Vrachtvluchten in Xinjiang wekken zorgen over gedwongen arbeid
Het afgelopen jaar hebben honderden vrachtvluchten China met Europa verbonden en duizenden tonnen goederen uit de provincie Xinjiang vervoerd. Deze regio, waar de Oeigoerse minderheid woont, staat al lange tijd in het middelpunt van internationale controverse vanwege berichten over gedwongen arbeid en mensenrechtenschendingen.
Volgens eenanalyse van de in Washington gevestigde belangenorganisatie Uyghur Human Rights Project (UHRP) zijn er de afgelopen twaalf maanden meer dan 40 luchtroutes geopend die Europa verbinden met luchthavens in Xinjiang. Er worden goederen verzonden naar landen zoals het Verenigd Koninkrijk, Duitsland, Hongarije, Griekenland, Zwitserland, België, Ierland en Spanje.
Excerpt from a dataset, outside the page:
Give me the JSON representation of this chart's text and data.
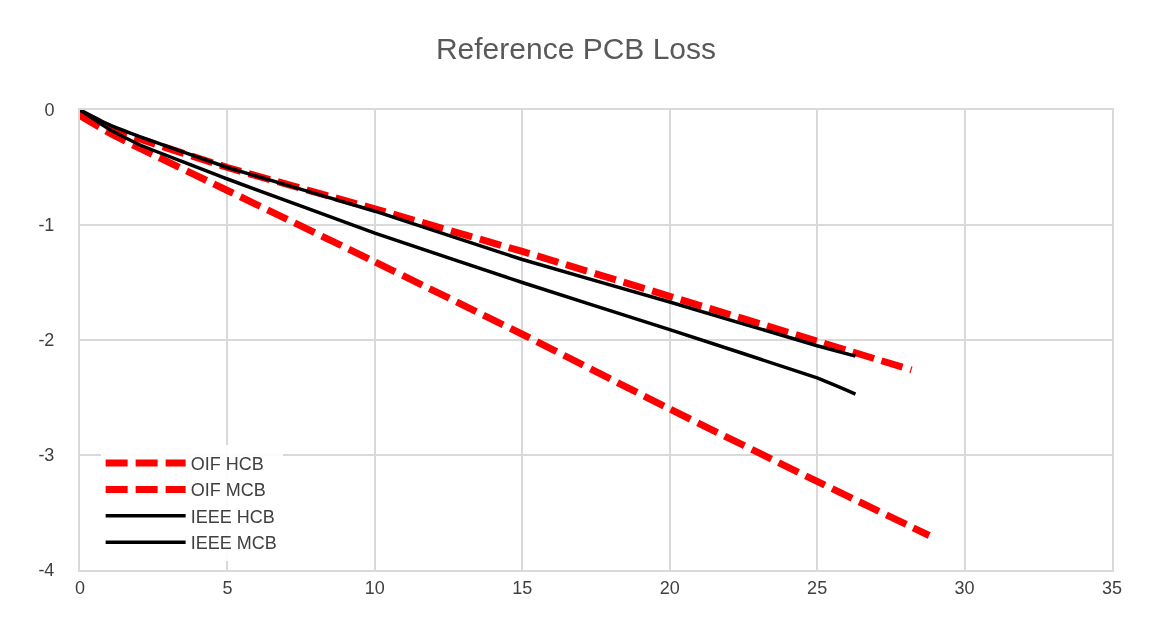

UHRP benadrukt dat vliegtuigen e-commerceproducten, kleding, schoenen, elektronica, auto-onderdelen en landbouwproducten vervoeren. Deze sectoren zijn bijzonder kwetsbaar voor de uitbuiting van Oeigoerse dwangarbeiders.
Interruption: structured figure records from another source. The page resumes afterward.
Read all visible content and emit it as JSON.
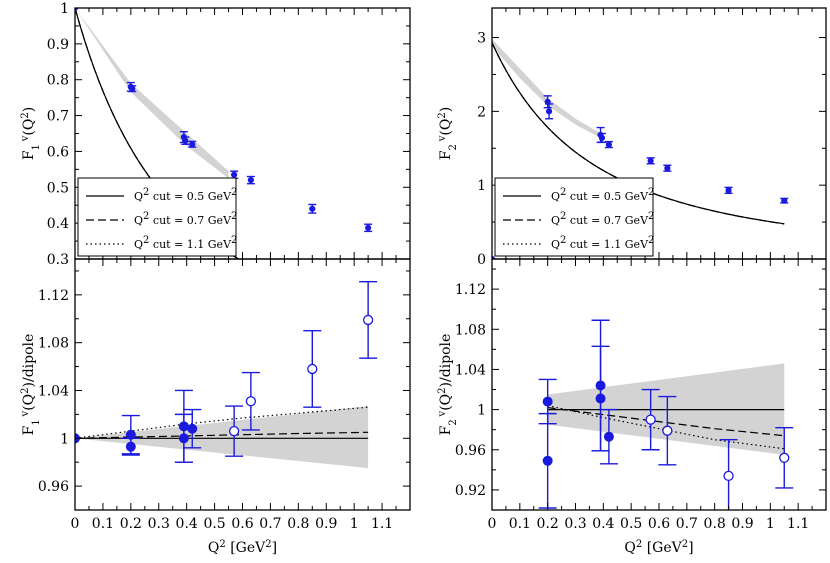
{
  "chart_data": [
    {
      "panel": "top-left",
      "type": "line",
      "ylabel_base": "F",
      "ylabel_sub": "1",
      "ylabel_sup": "v",
      "ylabel_tail": "(Q",
      "ylabel_tail_sup": "2",
      "ylabel_end": ")",
      "xlim": [
        0,
        1.2
      ],
      "ylim": [
        0.3,
        1.0
      ],
      "yticks": [
        "0.3",
        "0.4",
        "0.5",
        "0.6",
        "0.7",
        "0.8",
        "0.9",
        "1"
      ],
      "legend": {
        "placement": "bottom-left",
        "entries": [
          {
            "prefix": "Q",
            "sup": "2",
            "text": " cut = 0.5 GeV",
            "unit_sup": "2",
            "style": "solid"
          },
          {
            "prefix": "Q",
            "sup": "2",
            "text": " cut = 0.7 GeV",
            "unit_sup": "2",
            "style": "dashed"
          },
          {
            "prefix": "Q",
            "sup": "2",
            "text": " cut = 1.1 GeV",
            "unit_sup": "2",
            "style": "dotted"
          }
        ]
      },
      "points": [
        {
          "x": 0.0,
          "y": 1.0,
          "err": 0.0
        },
        {
          "x": 0.2,
          "y": 0.78,
          "err": 0.012
        },
        {
          "x": 0.205,
          "y": 0.775,
          "err": 0.008
        },
        {
          "x": 0.39,
          "y": 0.64,
          "err": 0.015
        },
        {
          "x": 0.395,
          "y": 0.63,
          "err": 0.01
        },
        {
          "x": 0.42,
          "y": 0.62,
          "err": 0.008
        },
        {
          "x": 0.57,
          "y": 0.535,
          "err": 0.01
        },
        {
          "x": 0.63,
          "y": 0.52,
          "err": 0.01
        },
        {
          "x": 0.85,
          "y": 0.44,
          "err": 0.012
        },
        {
          "x": 1.05,
          "y": 0.387,
          "err": 0.01
        }
      ],
      "curve": {
        "type": "dipole",
        "lambda2": 0.71,
        "norm": 1.0,
        "xmax": 1.05
      },
      "band": {
        "x": [
          0,
          0.2,
          0.4,
          0.55
        ],
        "lo": [
          1.0,
          0.765,
          0.615,
          0.525
        ],
        "hi": [
          1.0,
          0.79,
          0.65,
          0.545
        ]
      }
    },
    {
      "panel": "top-right",
      "type": "line",
      "ylabel_base": "F",
      "ylabel_sub": "2",
      "ylabel_sup": "v",
      "ylabel_tail": "(Q",
      "ylabel_tail_sup": "2",
      "ylabel_end": ")",
      "xlim": [
        0,
        1.2
      ],
      "ylim": [
        0,
        3.4
      ],
      "yticks": [
        "0",
        "1",
        "2",
        "3"
      ],
      "legend": {
        "placement": "bottom-left",
        "entries": [
          {
            "prefix": "Q",
            "sup": "2",
            "text": " cut = 0.5 GeV",
            "unit_sup": "2",
            "style": "solid"
          },
          {
            "prefix": "Q",
            "sup": "2",
            "text": " cut = 0.7 GeV",
            "unit_sup": "2",
            "style": "dashed"
          },
          {
            "prefix": "Q",
            "sup": "2",
            "text": " cut = 1.1 GeV",
            "unit_sup": "2",
            "style": "dotted"
          }
        ]
      },
      "points": [
        {
          "x": 0.0,
          "y": 0.0,
          "err": 0.0
        },
        {
          "x": 0.2,
          "y": 2.13,
          "err": 0.08
        },
        {
          "x": 0.205,
          "y": 2.0,
          "err": 0.1
        },
        {
          "x": 0.39,
          "y": 1.68,
          "err": 0.1
        },
        {
          "x": 0.395,
          "y": 1.64,
          "err": 0.06
        },
        {
          "x": 0.42,
          "y": 1.55,
          "err": 0.04
        },
        {
          "x": 0.57,
          "y": 1.33,
          "err": 0.04
        },
        {
          "x": 0.63,
          "y": 1.23,
          "err": 0.04
        },
        {
          "x": 0.85,
          "y": 0.93,
          "err": 0.04
        },
        {
          "x": 1.05,
          "y": 0.79,
          "err": 0.03
        }
      ],
      "curve": {
        "type": "dipole",
        "lambda2": 0.71,
        "norm": 2.93,
        "xmax": 1.05
      },
      "band": {
        "x": [
          0,
          0.1,
          0.2,
          0.3,
          0.4
        ],
        "lo": [
          2.88,
          2.45,
          2.08,
          1.82,
          1.62
        ],
        "hi": [
          2.98,
          2.58,
          2.18,
          1.9,
          1.68
        ]
      }
    },
    {
      "panel": "bottom-left",
      "type": "line",
      "ylabel_base": "F",
      "ylabel_sub": "1",
      "ylabel_sup": "v",
      "ylabel_tail": "(Q",
      "ylabel_tail_sup": "2",
      "ylabel_end": ")/dipole",
      "xlim": [
        0,
        1.2
      ],
      "ylim": [
        0.94,
        1.15
      ],
      "xticks": [
        "0",
        "0.1",
        "0.2",
        "0.3",
        "0.4",
        "0.5",
        "0.6",
        "0.7",
        "0.8",
        "0.9",
        "1",
        "1.1"
      ],
      "yticks": [
        "0.96",
        "1",
        "1.04",
        "1.08",
        "1.12"
      ],
      "xlabel_base": "Q",
      "xlabel_sup": "2",
      "xlabel_tail": " [GeV",
      "xlabel_tail_sup": "2",
      "xlabel_end": "]",
      "filled_points": [
        {
          "x": 0.0,
          "y": 1.0,
          "err": 0.0
        },
        {
          "x": 0.2,
          "y": 1.003,
          "err": 0.016
        },
        {
          "x": 0.2,
          "y": 0.993,
          "err": 0.007
        },
        {
          "x": 0.39,
          "y": 1.01,
          "err": 0.03
        },
        {
          "x": 0.39,
          "y": 1.0,
          "err": 0.02
        },
        {
          "x": 0.42,
          "y": 1.008,
          "err": 0.016
        }
      ],
      "open_points": [
        {
          "x": 0.57,
          "y": 1.006,
          "err": 0.021
        },
        {
          "x": 0.63,
          "y": 1.031,
          "err": 0.024
        },
        {
          "x": 0.85,
          "y": 1.058,
          "err": 0.032
        },
        {
          "x": 1.05,
          "y": 1.099,
          "err": 0.032
        }
      ],
      "lines": [
        {
          "style": "solid",
          "x": [
            0,
            1.05
          ],
          "y": [
            1.0,
            1.0
          ]
        },
        {
          "style": "dashed",
          "x": [
            0,
            0.2,
            0.4,
            0.6,
            0.8,
            1.05
          ],
          "y": [
            1.0,
            1.001,
            1.002,
            1.003,
            1.004,
            1.005
          ]
        },
        {
          "style": "dotted",
          "x": [
            0,
            0.2,
            0.4,
            0.6,
            0.8,
            1.05
          ],
          "y": [
            1.0,
            1.006,
            1.012,
            1.017,
            1.021,
            1.026
          ]
        }
      ],
      "band": {
        "x": [
          0,
          1.05
        ],
        "lo": [
          1.0,
          0.975
        ],
        "hi": [
          1.0,
          1.027
        ]
      }
    },
    {
      "panel": "bottom-right",
      "type": "line",
      "ylabel_base": "F",
      "ylabel_sub": "2",
      "ylabel_sup": "v",
      "ylabel_tail": "(Q",
      "ylabel_tail_sup": "2",
      "ylabel_end": ")/dipole",
      "xlim": [
        0,
        1.2
      ],
      "ylim": [
        0.9,
        1.15
      ],
      "xticks": [
        "0",
        "0.1",
        "0.2",
        "0.3",
        "0.4",
        "0.5",
        "0.6",
        "0.7",
        "0.8",
        "0.9",
        "1",
        "1.1"
      ],
      "yticks": [
        "0.92",
        "0.96",
        "1",
        "1.04",
        "1.08",
        "1.12"
      ],
      "xlabel_base": "Q",
      "xlabel_sup": "2",
      "xlabel_tail": " [GeV",
      "xlabel_tail_sup": "2",
      "xlabel_end": "]",
      "filled_points": [
        {
          "x": 0.2,
          "y": 1.008,
          "err": 0.022
        },
        {
          "x": 0.2,
          "y": 0.949,
          "err": 0.047
        },
        {
          "x": 0.39,
          "y": 1.024,
          "err": 0.065
        },
        {
          "x": 0.39,
          "y": 1.011,
          "err": 0.052
        },
        {
          "x": 0.42,
          "y": 0.973,
          "err": 0.027
        }
      ],
      "open_points": [
        {
          "x": 0.57,
          "y": 0.99,
          "err": 0.03
        },
        {
          "x": 0.63,
          "y": 0.979,
          "err": 0.034
        },
        {
          "x": 0.85,
          "y": 0.934,
          "err": 0.036
        },
        {
          "x": 1.05,
          "y": 0.952,
          "err": 0.03
        }
      ],
      "lines": [
        {
          "style": "solid",
          "x": [
            0.2,
            1.05
          ],
          "y": [
            1.0,
            1.0
          ]
        },
        {
          "style": "dashed",
          "x": [
            0.2,
            0.4,
            0.6,
            0.8,
            1.05
          ],
          "y": [
            1.002,
            0.995,
            0.988,
            0.981,
            0.974
          ]
        },
        {
          "style": "dotted",
          "x": [
            0.2,
            0.4,
            0.6,
            0.8,
            1.05
          ],
          "y": [
            1.004,
            0.992,
            0.981,
            0.97,
            0.961
          ]
        }
      ],
      "band": {
        "x": [
          0.2,
          1.05
        ],
        "lo": [
          0.985,
          0.955
        ],
        "hi": [
          1.015,
          1.046
        ]
      }
    }
  ]
}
"De snelle uitbreiding van vrachtvluchten tussen de Oeigoerenregio en Europa vormt een groeiende bedreiging voor de integriteit van de toeleveringsketens in de EU en het VK", aldus David Alton , voorzitter van de Britse parlementaire commissie voor de mensenrechten. Hij betoogt dat het toenemende aantal vluchten in strijd is met het EU-mechanisme voor het monitoren van producten waarvan wordt vermoed dat ze met dwangarbeid zijn vervaardigd.